What’s more, Obama also essentially accused Republicans of approaching today’s summit in bad faith — after they had sat there with him for six hours. He said that even after the public option was taken off the table, Republicans continued to use the same “government takeover” slur.
“Even after the public option wasn’t available, we still hear the same rhetoric,” Obama said. “We have a concept of an exchange which previously has been an idea that was embraced by Republicans before I embraced it. Somehow, suddenly it became less of a good idea.”
This accusation, combined with his assertion that Republicans need to do some “soul-searching” on whether they wanted to join Dems in tackling reform as they have defined it, amount to an unmistakable vow to move forward without them.

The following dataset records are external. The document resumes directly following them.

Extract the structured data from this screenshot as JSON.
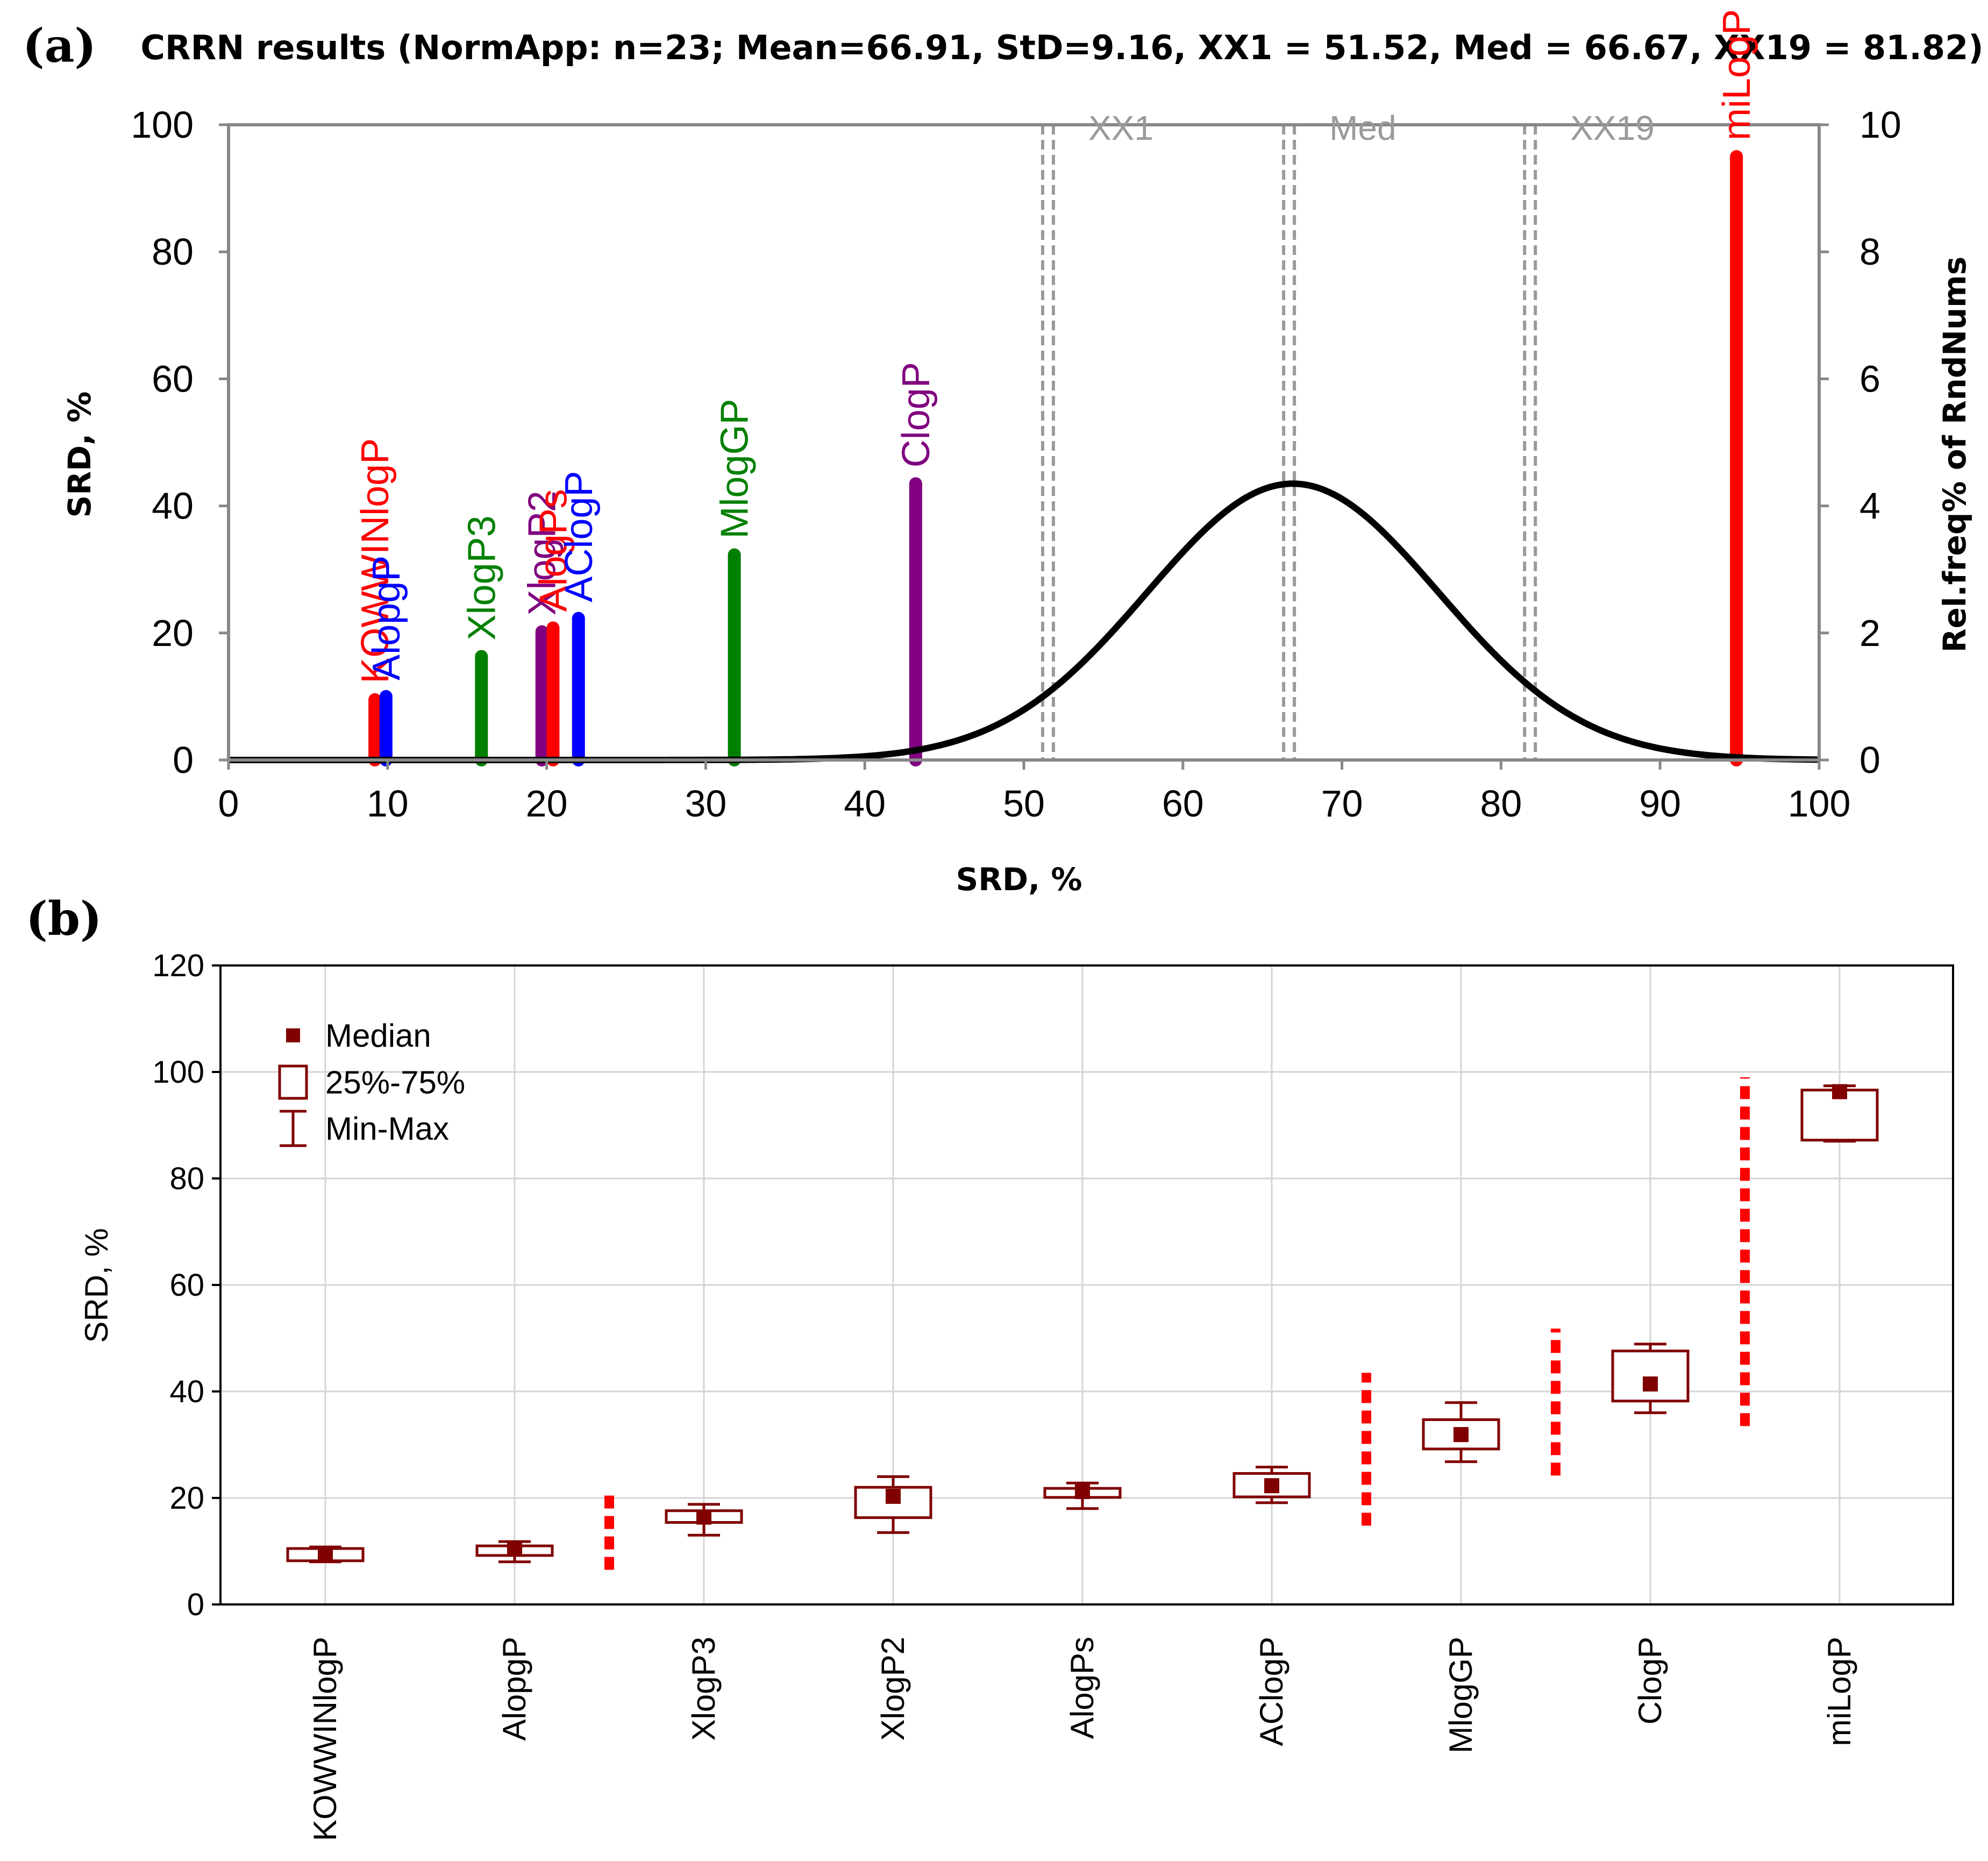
{
  "panel_a_label": "(a)",
  "panel_b_label": "(b)",
  "chart_data": [
    {
      "type": "bar",
      "title": "CRRN results (NormApp: n=23; Mean=66.91, StD=9.16, XX1 = 51.52, Med = 66.67, XX19 = 81.82)",
      "xlabel": "SRD, %",
      "ylabel": "SRD, %",
      "y2label": "Rel.freq% of RndNums",
      "xlim": [
        0,
        100
      ],
      "ylim": [
        0,
        100
      ],
      "y2lim": [
        0,
        10
      ],
      "x_ticks": [
        0,
        10,
        20,
        30,
        40,
        50,
        60,
        70,
        80,
        90,
        100
      ],
      "y_ticks": [
        0,
        20,
        40,
        60,
        80,
        100
      ],
      "y2_ticks": [
        0,
        2,
        4,
        6,
        8,
        10
      ],
      "bars": [
        {
          "name": "KOWWINlogP",
          "x": 9.2,
          "value": 9.5,
          "color": "#ff0000"
        },
        {
          "name": "AlopgP",
          "x": 9.9,
          "value": 10,
          "color": "#0000ff"
        },
        {
          "name": "XlogP3",
          "x": 15.9,
          "value": 16.3,
          "color": "#008000"
        },
        {
          "name": "XlogP2",
          "x": 19.7,
          "value": 20.2,
          "color": "#800080"
        },
        {
          "name": "AlogPs",
          "x": 20.4,
          "value": 20.8,
          "color": "#ff0000"
        },
        {
          "name": "AClogP",
          "x": 22.0,
          "value": 22.3,
          "color": "#0000ff"
        },
        {
          "name": "MlogGP",
          "x": 31.8,
          "value": 32.3,
          "color": "#008000"
        },
        {
          "name": "ClogP",
          "x": 43.2,
          "value": 43.5,
          "color": "#800080"
        },
        {
          "name": "miLogP",
          "x": 94.8,
          "value": 95,
          "color": "#ff0000"
        }
      ],
      "normal_curve": {
        "mean": 66.91,
        "std": 9.16,
        "peak_freq": 4.35,
        "color": "#000000"
      },
      "vertical_lines": [
        {
          "name": "XX1",
          "x": 51.52
        },
        {
          "name": "Med",
          "x": 66.67
        },
        {
          "name": "XX19",
          "x": 81.82
        }
      ]
    },
    {
      "type": "box",
      "xlabel": "",
      "ylabel": "SRD, %",
      "ylim": [
        0,
        120
      ],
      "y_ticks": [
        0,
        20,
        40,
        60,
        80,
        100,
        120
      ],
      "categories": [
        "KOWWINlogP",
        "AlopgP",
        "XlogP3",
        "XlogP2",
        "AlogPs",
        "AClogP",
        "MlogGP",
        "ClogP",
        "miLogP"
      ],
      "boxes": [
        {
          "min": 8,
          "q1": 8.2,
          "median": 9.2,
          "q3": 10.5,
          "max": 10.8
        },
        {
          "min": 8,
          "q1": 9.2,
          "median": 10.4,
          "q3": 11,
          "max": 11.8
        },
        {
          "min": 13,
          "q1": 15.4,
          "median": 16.4,
          "q3": 17.6,
          "max": 18.8
        },
        {
          "min": 13.5,
          "q1": 16.3,
          "median": 20.3,
          "q3": 22,
          "max": 24
        },
        {
          "min": 18,
          "q1": 20.1,
          "median": 21.2,
          "q3": 21.8,
          "max": 22.8
        },
        {
          "min": 19.1,
          "q1": 20.2,
          "median": 22.3,
          "q3": 24.6,
          "max": 25.8
        },
        {
          "min": 26.8,
          "q1": 29.2,
          "median": 31.9,
          "q3": 34.7,
          "max": 37.9
        },
        {
          "min": 36,
          "q1": 38.2,
          "median": 41.4,
          "q3": 47.6,
          "max": 48.9
        },
        {
          "min": 87,
          "q1": 87.2,
          "median": 96.3,
          "q3": 96.6,
          "max": 97.4
        }
      ],
      "separators": [
        {
          "after_index": 1,
          "ymin": 6.5,
          "ymax": 21.5
        },
        {
          "after_index": 5,
          "ymin": 14.8,
          "ymax": 43.5
        },
        {
          "after_index": 6,
          "ymin": 24.2,
          "ymax": 51.8
        },
        {
          "after_index": 7,
          "ymin": 33.5,
          "ymax": 99
        }
      ],
      "legend": [
        {
          "label": "Median"
        },
        {
          "label": "25%-75%"
        },
        {
          "label": "Min-Max"
        }
      ],
      "legend_position": "top-left",
      "color": "#800000",
      "separator_color": "#ff0000",
      "grid": true
    }
  ]
}
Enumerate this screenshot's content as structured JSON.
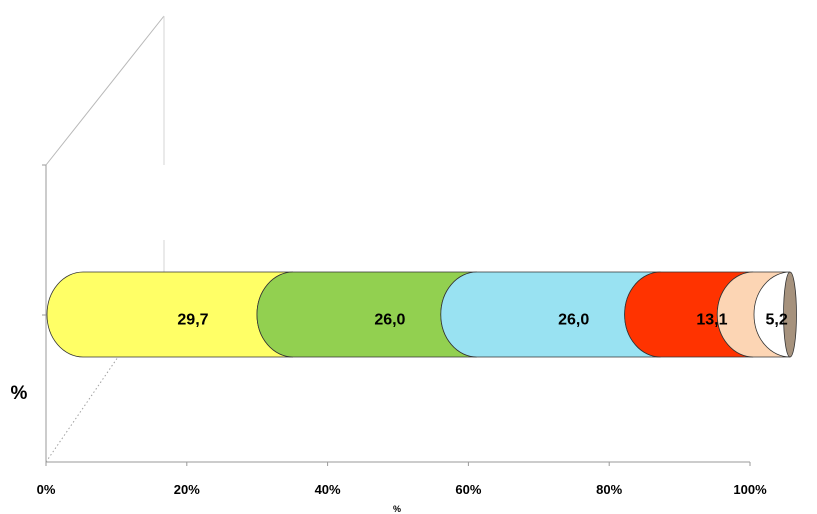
{
  "chart_data": {
    "type": "bar",
    "orientation": "horizontal",
    "stacked": "percent",
    "three_d": true,
    "categories": [
      ""
    ],
    "series": [
      {
        "values": [
          29.7
        ],
        "label": "29,7",
        "color": "#ffff66"
      },
      {
        "values": [
          26.0
        ],
        "label": "26,0",
        "color": "#92d050"
      },
      {
        "values": [
          26.0
        ],
        "label": "26,0",
        "color": "#99e2f2"
      },
      {
        "values": [
          13.1
        ],
        "label": "13,1",
        "color": "#ff3300"
      },
      {
        "values": [
          5.2
        ],
        "label": "5,2",
        "color": "#fcd5b4"
      }
    ],
    "end_cap_color": "#a6927d",
    "x_ticks": [
      "0%",
      "20%",
      "40%",
      "60%",
      "80%",
      "100%"
    ],
    "xlim": [
      0,
      100
    ],
    "xlabel": "%",
    "ylabel": "%",
    "grid": false,
    "legend": "none"
  }
}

That’s what it was all about. And anyone who watched or listened to the summit know the Democrats didn’t offer a single concession (they repeatedly refused to scrap the present bill and start over – something the Republicans asked for as a means of crafting a bi-partisan solution, a process in which they made it clear they’d be very happy to participate). There was no real attempt at negotiation – just a listing of purported agreements. But the implication is those agreements should be included in the existing comprehensive plan the Democrats had put forward and not the new bill the Republicans desired.
So it was 7 hours of window dressing to get to the point of claiming that lack of progress on the part of the Republicans (in a month to 6 weeks) would leave Democrats no choice but to move forward without them. The only way they can move forward without them is via reconciliation, since they no longer have the votes in the Senate to pass the bill via the appropriate means.
Bottom line: while Republicans showed well in the summit, it was indeed political theater staged to justify reconciliation. But because Republicans did much better than expected, the justification is much weaker than it would have been had Republicans mucked it up. As a result, I think the Democrats have essentially failed in accomplishing their primary goal – justifying reconciliation and gaining the approval of the American public to do so.